Regarding the clinical outcomes, Alpert et al.15 described a higher mortality in patients with type-2 AMI when compared to their type-1 group. However, they included several patients with anemia, several types of arrhythmias, acute pulmonary edema, and respiratory failure, i.e., more severe conditions that may have increased mortality in this group of patients. However, De Ferrari et al.31 reported that death or AMI was less frequent among patients without significant obstructive disease (2.2%), in opposition to those with obstructive disease (13.3%) at 30 days of follow-up. This difference was also observed in the present study, although it did not reach statistical significance.

Although there are few studies on type-2 AMI,15 the present authors have observed some discrepancies in these studies, which may be due to the interpretation of classification criteria and the diversity of conditions included in that classification.15,30,31 According to Canty et al.,32 different pathologies can cause imbalance in myocardial oxygen supply and demand. Further studies are needed to assist in the identification and improvement of this classification,8,9,15,29,30 and even to question it, since type-2 AMI is not recognized in the International Classification of Diseases (ICD).8

Study limitations

One of the limitations was associated to the inclusion of a pre-selected population of patients with STEMI, which favors the occurrence of type-1 AMI and thus, this study may not reflect the true epidemiology of type-2 AMI.
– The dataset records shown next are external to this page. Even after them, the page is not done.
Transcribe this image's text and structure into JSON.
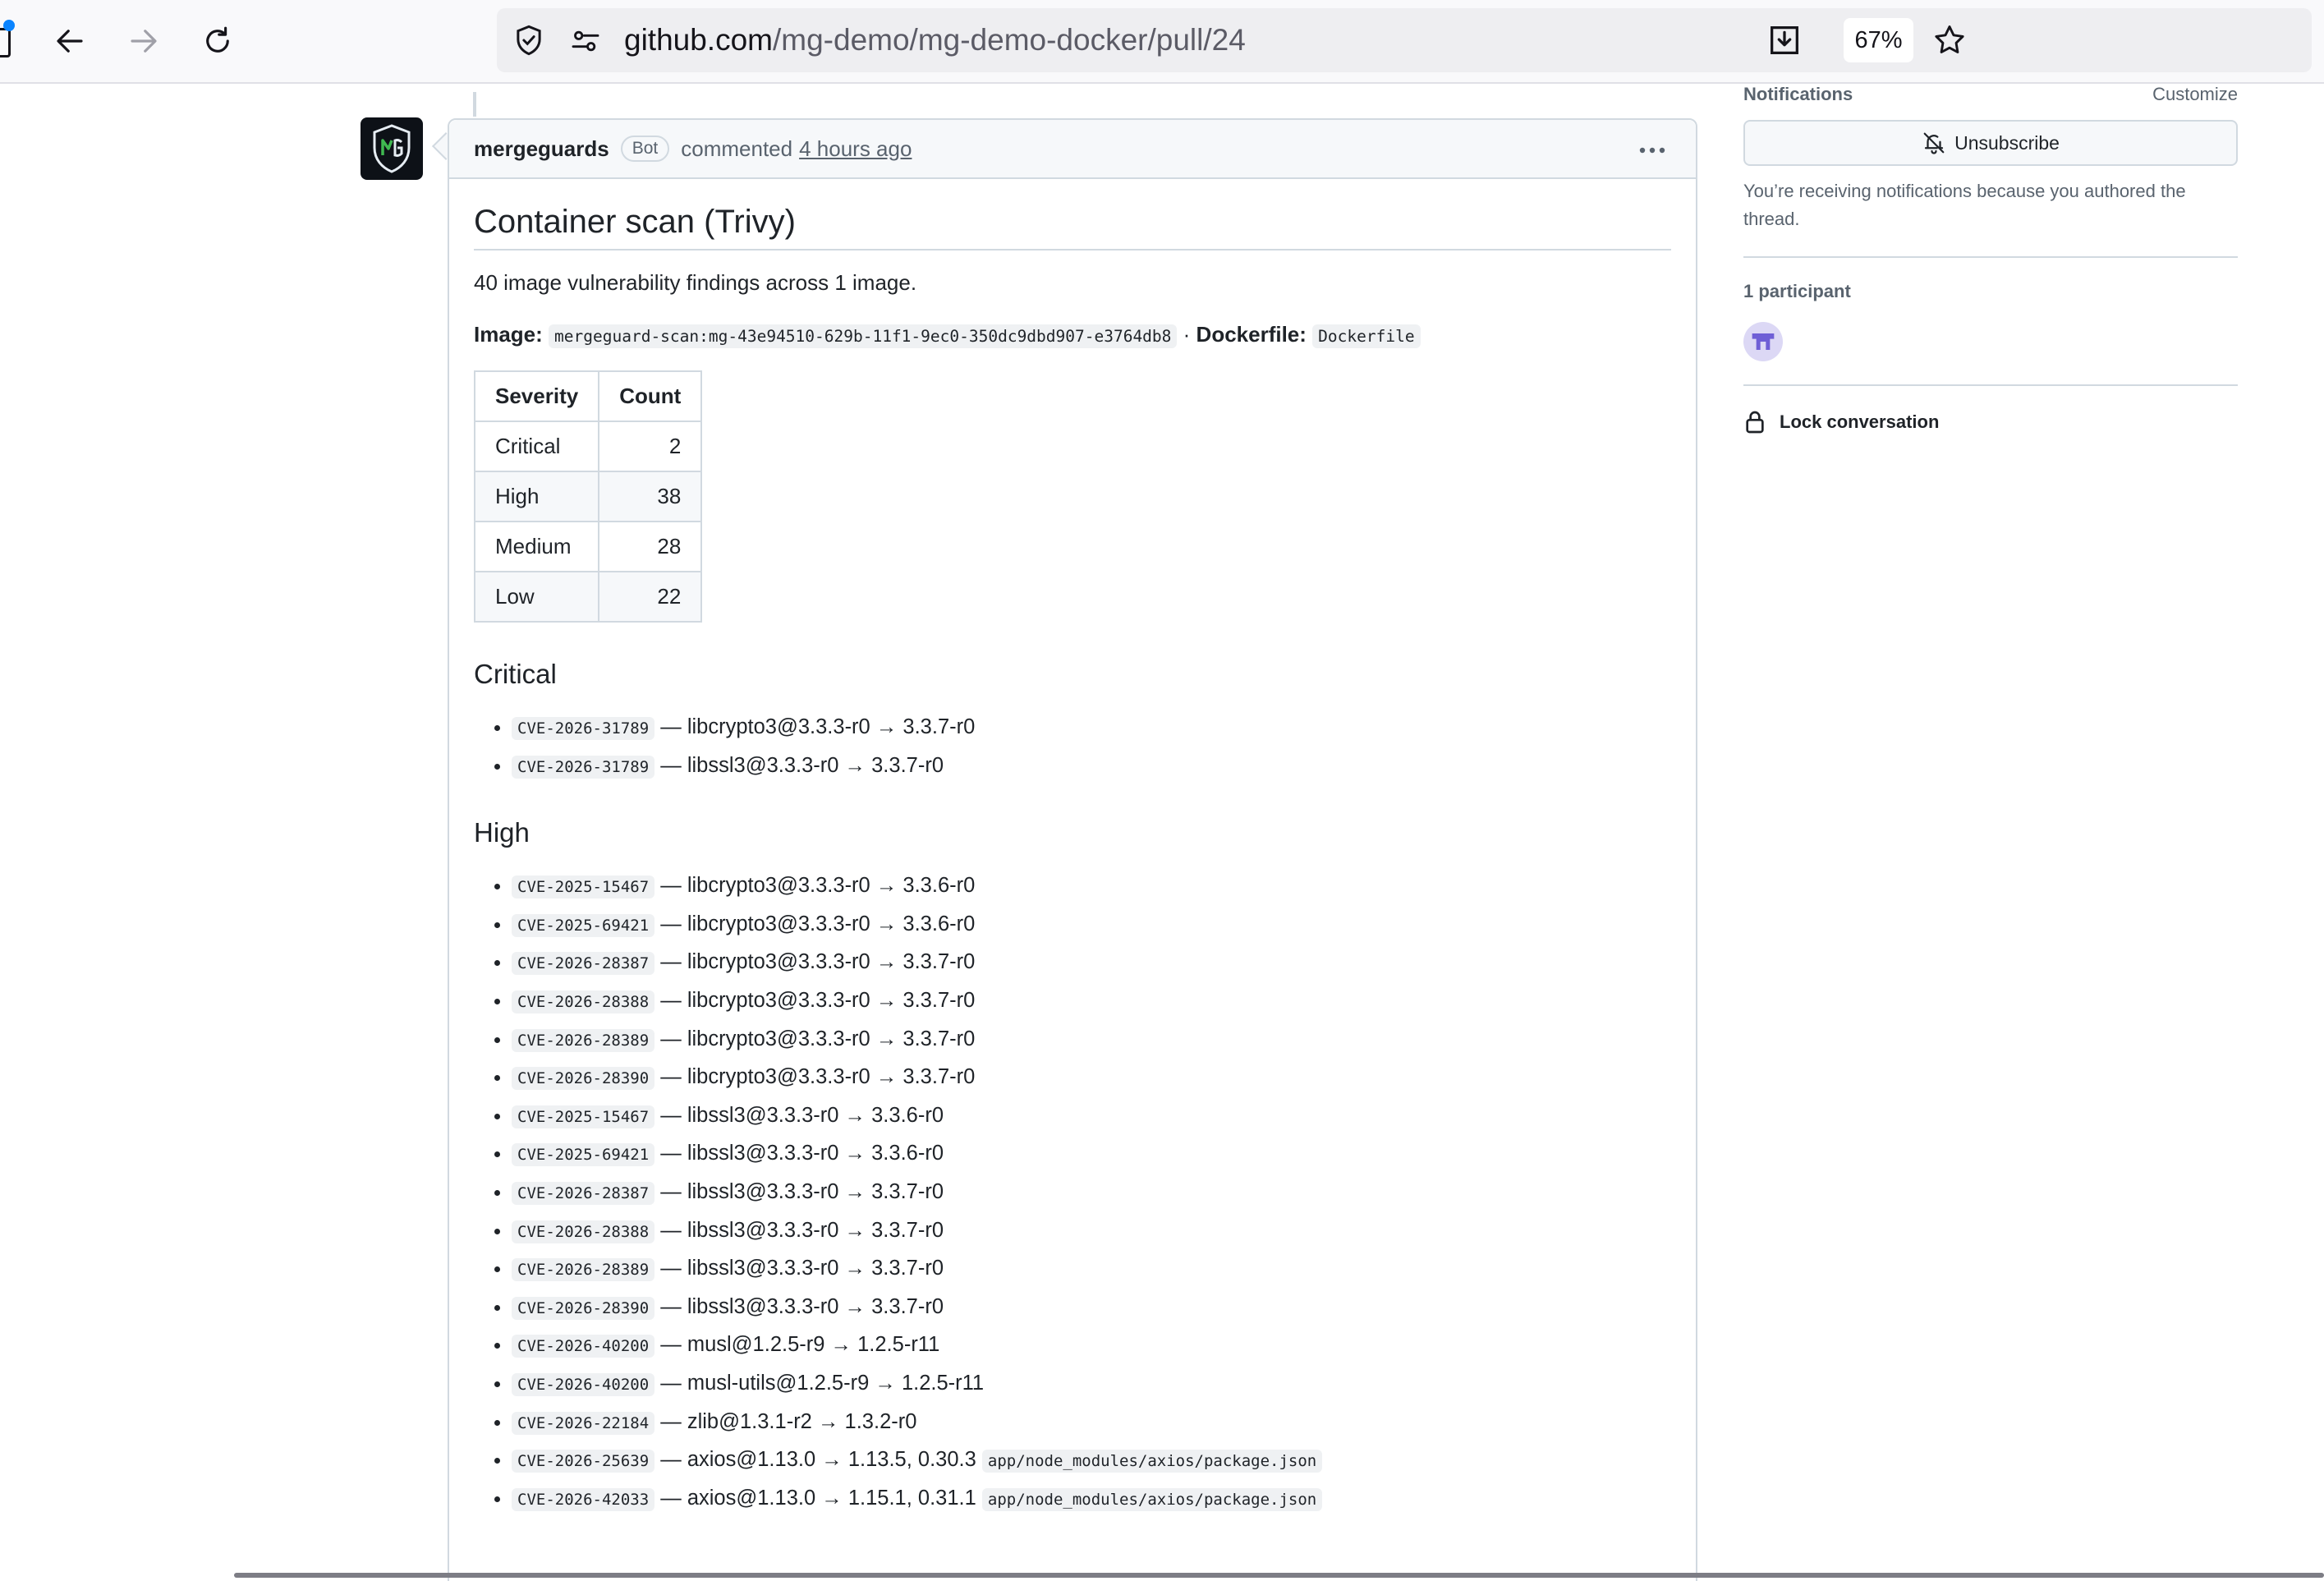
{
  "browser": {
    "url_host": "github.com",
    "url_path": "/mg-demo/mg-demo-docker/pull/24",
    "zoom": "67%"
  },
  "comment": {
    "author": "mergeguards",
    "badge": "Bot",
    "action": "commented",
    "time_ago": "4 hours ago",
    "title": "Container scan (Trivy)",
    "summary": "40 image vulnerability findings across 1 image.",
    "image_label": "Image:",
    "image_value": "mergeguard-scan:mg-43e94510-629b-11f1-9ec0-350dc9dbd907-e3764db8",
    "separator": "·",
    "dockerfile_label": "Dockerfile:",
    "dockerfile_value": "Dockerfile",
    "table": {
      "headers": [
        "Severity",
        "Count"
      ],
      "rows": [
        {
          "severity": "Critical",
          "count": "2"
        },
        {
          "severity": "High",
          "count": "38"
        },
        {
          "severity": "Medium",
          "count": "28"
        },
        {
          "severity": "Low",
          "count": "22"
        }
      ]
    },
    "sections": [
      {
        "heading": "Critical",
        "items": [
          {
            "cve": "CVE-2026-31789",
            "text": "— libcrypto3@3.3.3-r0 → 3.3.7-r0",
            "path": ""
          },
          {
            "cve": "CVE-2026-31789",
            "text": "— libssl3@3.3.3-r0 → 3.3.7-r0",
            "path": ""
          }
        ]
      },
      {
        "heading": "High",
        "items": [
          {
            "cve": "CVE-2025-15467",
            "text": "— libcrypto3@3.3.3-r0 → 3.3.6-r0",
            "path": ""
          },
          {
            "cve": "CVE-2025-69421",
            "text": "— libcrypto3@3.3.3-r0 → 3.3.6-r0",
            "path": ""
          },
          {
            "cve": "CVE-2026-28387",
            "text": "— libcrypto3@3.3.3-r0 → 3.3.7-r0",
            "path": ""
          },
          {
            "cve": "CVE-2026-28388",
            "text": "— libcrypto3@3.3.3-r0 → 3.3.7-r0",
            "path": ""
          },
          {
            "cve": "CVE-2026-28389",
            "text": "— libcrypto3@3.3.3-r0 → 3.3.7-r0",
            "path": ""
          },
          {
            "cve": "CVE-2026-28390",
            "text": "— libcrypto3@3.3.3-r0 → 3.3.7-r0",
            "path": ""
          },
          {
            "cve": "CVE-2025-15467",
            "text": "— libssl3@3.3.3-r0 → 3.3.6-r0",
            "path": ""
          },
          {
            "cve": "CVE-2025-69421",
            "text": "— libssl3@3.3.3-r0 → 3.3.6-r0",
            "path": ""
          },
          {
            "cve": "CVE-2026-28387",
            "text": "— libssl3@3.3.3-r0 → 3.3.7-r0",
            "path": ""
          },
          {
            "cve": "CVE-2026-28388",
            "text": "— libssl3@3.3.3-r0 → 3.3.7-r0",
            "path": ""
          },
          {
            "cve": "CVE-2026-28389",
            "text": "— libssl3@3.3.3-r0 → 3.3.7-r0",
            "path": ""
          },
          {
            "cve": "CVE-2026-28390",
            "text": "— libssl3@3.3.3-r0 → 3.3.7-r0",
            "path": ""
          },
          {
            "cve": "CVE-2026-40200",
            "text": "— musl@1.2.5-r9 → 1.2.5-r11",
            "path": ""
          },
          {
            "cve": "CVE-2026-40200",
            "text": "— musl-utils@1.2.5-r9 → 1.2.5-r11",
            "path": ""
          },
          {
            "cve": "CVE-2026-22184",
            "text": "— zlib@1.3.1-r2 → 1.3.2-r0",
            "path": ""
          },
          {
            "cve": "CVE-2026-25639",
            "text": "— axios@1.13.0 → 1.13.5, 0.30.3",
            "path": "app/node_modules/axios/package.json"
          },
          {
            "cve": "CVE-2026-42033",
            "text": "— axios@1.13.0 → 1.15.1, 0.31.1",
            "path": "app/node_modules/axios/package.json"
          }
        ]
      }
    ]
  },
  "sidebar": {
    "notifications_heading": "Notifications",
    "customize_label": "Customize",
    "unsubscribe_label": "Unsubscribe",
    "notif_reason": "You’re receiving notifications because you authored the thread.",
    "participants_heading": "1 participant",
    "lock_label": "Lock conversation"
  },
  "colors": {
    "border": "#d1d9e0",
    "muted": "#59636e",
    "code_bg": "#eff1f3",
    "header_bg": "#f6f8fa",
    "participant_avatar": "#6f5fd6"
  }
}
Another limitation lies in the fact that patients with type 2 AMI have not been evaluated by intracoronary vascular ultrasound. This imaging modality, often detect hidden lesions in patients with angiographically “normal” coronary artery disease, and the unavailability of these results may have caused misclassification.

Conclusions

In this study, few patients with ST-segment elevation myocardial infarction were classified as type-2 infarction; had isolated structural abnormalities or associated with the absence of significant lesions at the coronary angiography; showed few differences in the clinical and laboratory profile, when compared to patients with type-1 myocardial infarction; and had similar clinical outcomes at 30 days.

Funding source

None.

Conflicts of interest

The authors declare no conflicts of interest.